Tee is at least the seventh transgender or gender-expansive person to lose their life to fatal violence in 2024, and the fourth to lose their life in the last month alone. He is at least the third transgender man killed in 2024, with trans men now accounting for more than four in ten (43%) of victims identified this year. We say “at least '' because, far too often, these deaths are underreported or misreported.
Tee is the first trans or gender-expansive person to be killed in Florida this year. However, he is at least the 32nd trans or gender-expansive person killed in the state since HRC began tracking fatal violence in 2013, making Florida home to the second highest number of fatal violence cases out of all states. As of this writing, almost one in ten of all victims identified in the last eleven years were killed in Florida.
More than 25,000 hate crimes in the U.S. involve a firearm each year, which equates to almost 69 cases a day, according to a 2022 report from Everytown for Gun Safety in partnership with HRC and The Equality Federation Support Fund, “Remembering and Honoring Pulse: Anti-LGBTQ Bias and Guns Are Taking Lives of Countless LGBTQ People.”

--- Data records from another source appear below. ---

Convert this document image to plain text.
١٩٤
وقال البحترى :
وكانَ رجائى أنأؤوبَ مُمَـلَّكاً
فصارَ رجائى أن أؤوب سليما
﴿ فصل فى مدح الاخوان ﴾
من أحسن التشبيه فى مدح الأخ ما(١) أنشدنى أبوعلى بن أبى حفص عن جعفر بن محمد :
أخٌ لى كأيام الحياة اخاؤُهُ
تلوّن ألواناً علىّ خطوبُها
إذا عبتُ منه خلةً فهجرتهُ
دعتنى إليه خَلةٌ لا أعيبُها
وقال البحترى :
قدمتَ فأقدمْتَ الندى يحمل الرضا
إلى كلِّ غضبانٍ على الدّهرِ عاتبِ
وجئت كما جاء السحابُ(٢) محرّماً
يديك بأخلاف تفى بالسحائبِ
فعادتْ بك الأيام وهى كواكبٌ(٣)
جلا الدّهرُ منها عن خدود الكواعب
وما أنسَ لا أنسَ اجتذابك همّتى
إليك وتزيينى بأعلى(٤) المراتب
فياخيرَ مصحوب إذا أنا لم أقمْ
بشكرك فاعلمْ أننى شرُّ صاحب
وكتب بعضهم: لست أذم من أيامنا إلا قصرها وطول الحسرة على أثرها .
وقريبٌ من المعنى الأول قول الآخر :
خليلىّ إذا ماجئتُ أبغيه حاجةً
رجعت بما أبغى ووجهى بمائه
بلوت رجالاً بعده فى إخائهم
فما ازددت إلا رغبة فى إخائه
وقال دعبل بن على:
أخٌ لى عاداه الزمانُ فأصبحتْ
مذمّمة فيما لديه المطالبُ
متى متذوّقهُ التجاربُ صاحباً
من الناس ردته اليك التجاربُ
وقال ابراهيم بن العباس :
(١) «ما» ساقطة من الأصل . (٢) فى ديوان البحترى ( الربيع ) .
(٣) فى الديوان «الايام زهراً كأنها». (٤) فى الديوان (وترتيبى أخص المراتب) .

Gun violence far too often impacts the transgender and gender-expansive community–both in Florida, and nationwide. Since HRC began tracking fatal violence against the trans community in 2013, more than 70% of fatal violence victims– a total of 245 lives–were killed by firearms. More than three quarters (78.1%) of fatal violence victims in Florida since 2013 were killed by guns, including 85% of all Black trans victims. In recent years, Florida has been dealing with their own gun crisis, with gun homicide deaths increasing by 24% over the last decade, as reported by Everytown for Gun Safety; Black people in Florida are 7 times more likely to die by gun homicide than white Floridians.
Florida includes sexual orientation as a protected characteristic in its hate crimes law, but does not include gender identity. Though we have recently seen some political gains that support and affirm transgender people, we have also faced unprecedented anti-LGBTQ+ attacks in the states. In June 2023, the Human Rights Campaign declared a National State of Emergency for LGBTQ+ Americans, as a result of the more than 550 anti-LGBTQ+ bills introduced into state houses that year, over 80 of which were signed into law—more than in any other year. As of this writing, almost 430 anti-LGBTQ+ bills have been introduced into state houses since the beginning of 2024.
We must demand better from our elected officials and reject harmful anti-transgender legislation at the local, state and federal levels, while also considering every possible way to make ending this violence a reality. It is clear that fatal violence disproportionately affects transgender women of color, especially Black transgender women. The intersections of racism, transphobia, sexism, biphobia and homophobia conspire to deprive them of necessities to live and thrive, so we must all work together to cultivate acceptance, reject hate and end stigma for everyone in the trans and gender-expansive community.